Abstract

ABSTRACT The size of the local heterogeneity of most naturally-occurring permeable media is too small to be included in a numerical simulation. However, we can characterize the medium with prototype regularities in the heterogeneity and express the effects of these prototypes through effective relative permeability functions. Cross-bedded flow units, found mainly in sandstone reservoirs, are good candidates for this procedure. This study describes an analytic method to generate effective relative permeabilities that account for the effects of heterogeneity on a miscible displacement in viscously dominated (gravity-free) flow.
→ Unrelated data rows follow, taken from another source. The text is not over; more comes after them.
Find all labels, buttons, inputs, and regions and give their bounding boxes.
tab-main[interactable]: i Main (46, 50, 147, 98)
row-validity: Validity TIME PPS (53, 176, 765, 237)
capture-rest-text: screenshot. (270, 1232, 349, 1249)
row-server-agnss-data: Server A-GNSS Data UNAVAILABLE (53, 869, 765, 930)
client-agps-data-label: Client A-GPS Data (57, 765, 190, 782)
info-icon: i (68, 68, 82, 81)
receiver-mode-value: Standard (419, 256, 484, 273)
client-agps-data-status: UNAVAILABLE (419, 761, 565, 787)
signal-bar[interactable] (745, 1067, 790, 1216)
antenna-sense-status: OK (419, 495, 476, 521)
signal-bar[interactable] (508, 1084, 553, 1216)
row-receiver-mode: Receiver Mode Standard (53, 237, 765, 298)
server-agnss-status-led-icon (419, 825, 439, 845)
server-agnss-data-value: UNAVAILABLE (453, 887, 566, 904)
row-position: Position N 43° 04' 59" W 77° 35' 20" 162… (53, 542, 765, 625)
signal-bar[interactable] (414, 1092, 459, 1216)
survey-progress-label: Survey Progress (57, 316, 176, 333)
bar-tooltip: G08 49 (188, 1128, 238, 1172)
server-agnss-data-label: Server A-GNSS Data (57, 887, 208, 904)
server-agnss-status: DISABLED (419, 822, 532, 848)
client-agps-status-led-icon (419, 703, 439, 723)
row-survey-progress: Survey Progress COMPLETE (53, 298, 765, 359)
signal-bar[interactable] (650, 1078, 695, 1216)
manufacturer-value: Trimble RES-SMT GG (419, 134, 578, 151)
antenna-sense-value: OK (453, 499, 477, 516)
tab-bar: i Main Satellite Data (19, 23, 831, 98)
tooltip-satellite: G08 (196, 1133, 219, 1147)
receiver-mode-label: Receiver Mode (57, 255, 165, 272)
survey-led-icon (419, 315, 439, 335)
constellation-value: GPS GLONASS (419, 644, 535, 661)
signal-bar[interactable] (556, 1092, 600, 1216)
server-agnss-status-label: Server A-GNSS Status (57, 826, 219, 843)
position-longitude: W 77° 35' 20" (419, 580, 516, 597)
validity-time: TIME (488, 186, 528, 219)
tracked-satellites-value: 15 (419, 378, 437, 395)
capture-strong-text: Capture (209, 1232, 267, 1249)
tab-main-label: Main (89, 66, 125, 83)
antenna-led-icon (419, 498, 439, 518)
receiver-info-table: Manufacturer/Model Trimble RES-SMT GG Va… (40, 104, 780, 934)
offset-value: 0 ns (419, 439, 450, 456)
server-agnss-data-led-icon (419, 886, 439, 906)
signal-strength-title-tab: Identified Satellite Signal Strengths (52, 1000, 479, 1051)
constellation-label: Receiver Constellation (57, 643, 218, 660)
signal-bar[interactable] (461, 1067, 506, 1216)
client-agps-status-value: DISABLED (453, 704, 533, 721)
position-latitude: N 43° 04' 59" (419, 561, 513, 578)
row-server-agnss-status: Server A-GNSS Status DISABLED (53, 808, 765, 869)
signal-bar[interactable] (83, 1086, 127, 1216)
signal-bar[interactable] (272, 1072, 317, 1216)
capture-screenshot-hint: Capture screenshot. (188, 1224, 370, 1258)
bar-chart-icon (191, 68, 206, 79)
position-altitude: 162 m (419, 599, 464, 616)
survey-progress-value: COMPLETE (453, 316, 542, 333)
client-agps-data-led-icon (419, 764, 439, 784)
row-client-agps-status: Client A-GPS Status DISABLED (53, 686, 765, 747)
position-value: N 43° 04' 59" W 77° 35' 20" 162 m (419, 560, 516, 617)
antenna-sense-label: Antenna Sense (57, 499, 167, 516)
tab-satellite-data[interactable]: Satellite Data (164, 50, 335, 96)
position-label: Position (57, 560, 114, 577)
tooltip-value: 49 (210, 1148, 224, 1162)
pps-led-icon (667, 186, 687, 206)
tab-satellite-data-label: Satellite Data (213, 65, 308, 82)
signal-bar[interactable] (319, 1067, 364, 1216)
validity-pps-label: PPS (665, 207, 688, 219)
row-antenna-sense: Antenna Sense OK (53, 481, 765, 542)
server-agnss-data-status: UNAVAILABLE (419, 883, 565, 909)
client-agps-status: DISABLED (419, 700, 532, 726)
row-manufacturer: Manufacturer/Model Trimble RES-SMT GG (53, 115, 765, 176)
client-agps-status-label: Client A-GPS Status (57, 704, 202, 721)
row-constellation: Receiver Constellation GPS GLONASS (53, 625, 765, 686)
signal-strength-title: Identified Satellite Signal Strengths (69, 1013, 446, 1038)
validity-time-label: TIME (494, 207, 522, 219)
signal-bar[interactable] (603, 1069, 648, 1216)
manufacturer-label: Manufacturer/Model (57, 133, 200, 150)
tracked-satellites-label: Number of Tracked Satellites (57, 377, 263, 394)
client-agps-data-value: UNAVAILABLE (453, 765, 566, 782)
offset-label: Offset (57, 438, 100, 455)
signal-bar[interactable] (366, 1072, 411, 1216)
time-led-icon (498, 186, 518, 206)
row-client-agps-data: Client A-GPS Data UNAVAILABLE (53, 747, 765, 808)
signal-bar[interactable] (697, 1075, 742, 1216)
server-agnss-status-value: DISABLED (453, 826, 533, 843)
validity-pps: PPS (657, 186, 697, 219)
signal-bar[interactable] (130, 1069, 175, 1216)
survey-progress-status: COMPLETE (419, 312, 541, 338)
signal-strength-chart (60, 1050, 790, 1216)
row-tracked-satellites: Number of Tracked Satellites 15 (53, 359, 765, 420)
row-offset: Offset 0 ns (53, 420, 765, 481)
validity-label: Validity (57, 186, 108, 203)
The method consists of discretizing a flow unit into subunits to which is assigned an effective permeability tensor that resolves cross bedding and cross-bed orientation. The effective permeability is, in general, a tensor that has nonzero off-diagonal elements. We then analytically generate effective (pseudo) relative permeabilities to account for vertical efficiency sweep caused by differences between the subunits. We validate the proposed procedure with results that model permeability laminations explicitly on a very fine scale with a finite element simulator. The comparison indicates that analytically generated effective relative permeabilities can accurately account for small heterogeneities in numerical simulations. Thus, effective relative permeabilities, an immiscible flow concept, are used to represent heterogeneities in a miscible displacement. The procedure is limited, however, to viscously-dominated flow.